In HarbormasterBuildable->applyPlan(), and the two other places where HarbormasterBuildWorkers get queued, pass the third $options parameter with objectPHID:

    PhabricatorWorker::scheduleTask(
      'HarbormasterBuildWorker',
      array(
        'buildID' => $build->getID(),
      ),
+    array(
+      'objectPHID' => $build->getPHID(),
+    ));

That will end up in phabricator_worker.worker_activetask in the objectPHID column, and the corresponding phabricator_worker.worker_archivetask column if the task completes. You can query for it the next time it occurs to try to figure out what happened with the workers, and we could potentially put it in the UI somewhere to make the process easier.

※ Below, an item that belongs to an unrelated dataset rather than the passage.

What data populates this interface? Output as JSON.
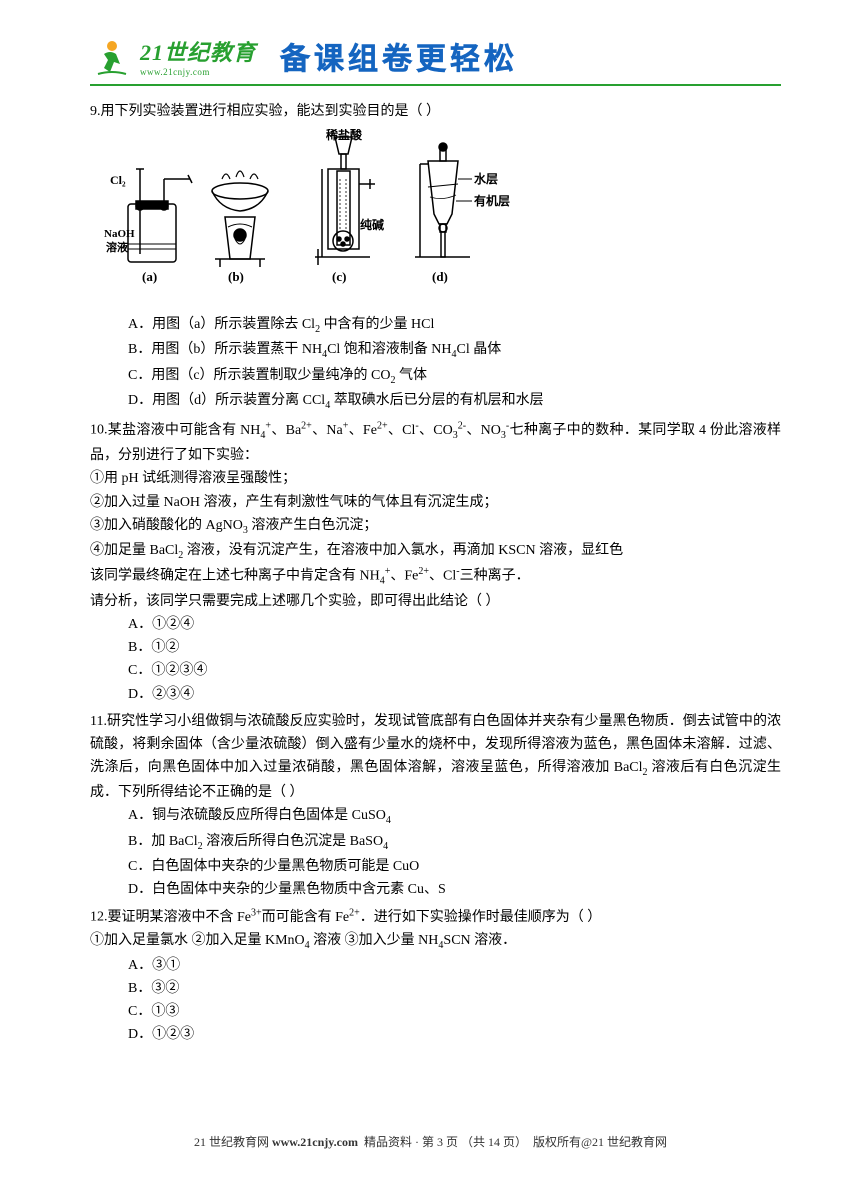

You can also theoretically find the task today by table scanning worker_taskdata for JSON substrings in the data column -- you're looking for "buildID":12345 or similar (note that 12345 might be either a string or an int in the JSON representation). If you can find it, the id column will point at a row in either the active or archive table.

This stuff probably won't lead directly to an answer, but might give us some more clues (does the task exist, did it error or succeed, how long did it execute for, etc).

Based on my memory, I think it's possible that exception is the cause of the issue; when it occurs, the exception ends the current worker task with a permanent failure, and the task won't be revisited. Thus the build remains pending because the worker that would have performed the next update failed to do so.

joshuaspence renamed this task from Begin searching for drydock / harbormaster gremlins which prevent builds from starting properly to Begin searching for Drydock / Harbormaster gremlins which prevent builds from starting properly.Nov 19 2015, 7:31 AM
joshuaspence added a subscriber: joshuaspence.

I'm going to repurpose this as "get that data in the database so we're better prepared if this happens again", but feel free to follow up if you go on a hunting expedition or hit the issue in the meantime.

epriestley renamed this task from Begin searching for Drydock / Harbormaster gremlins which prevent builds from starting properly to Add objectPHID to Harbormaster workers to make root cause analysis easier.Nov 21 2015, 4:24 PM
epriestley triaged this task as Normal priority.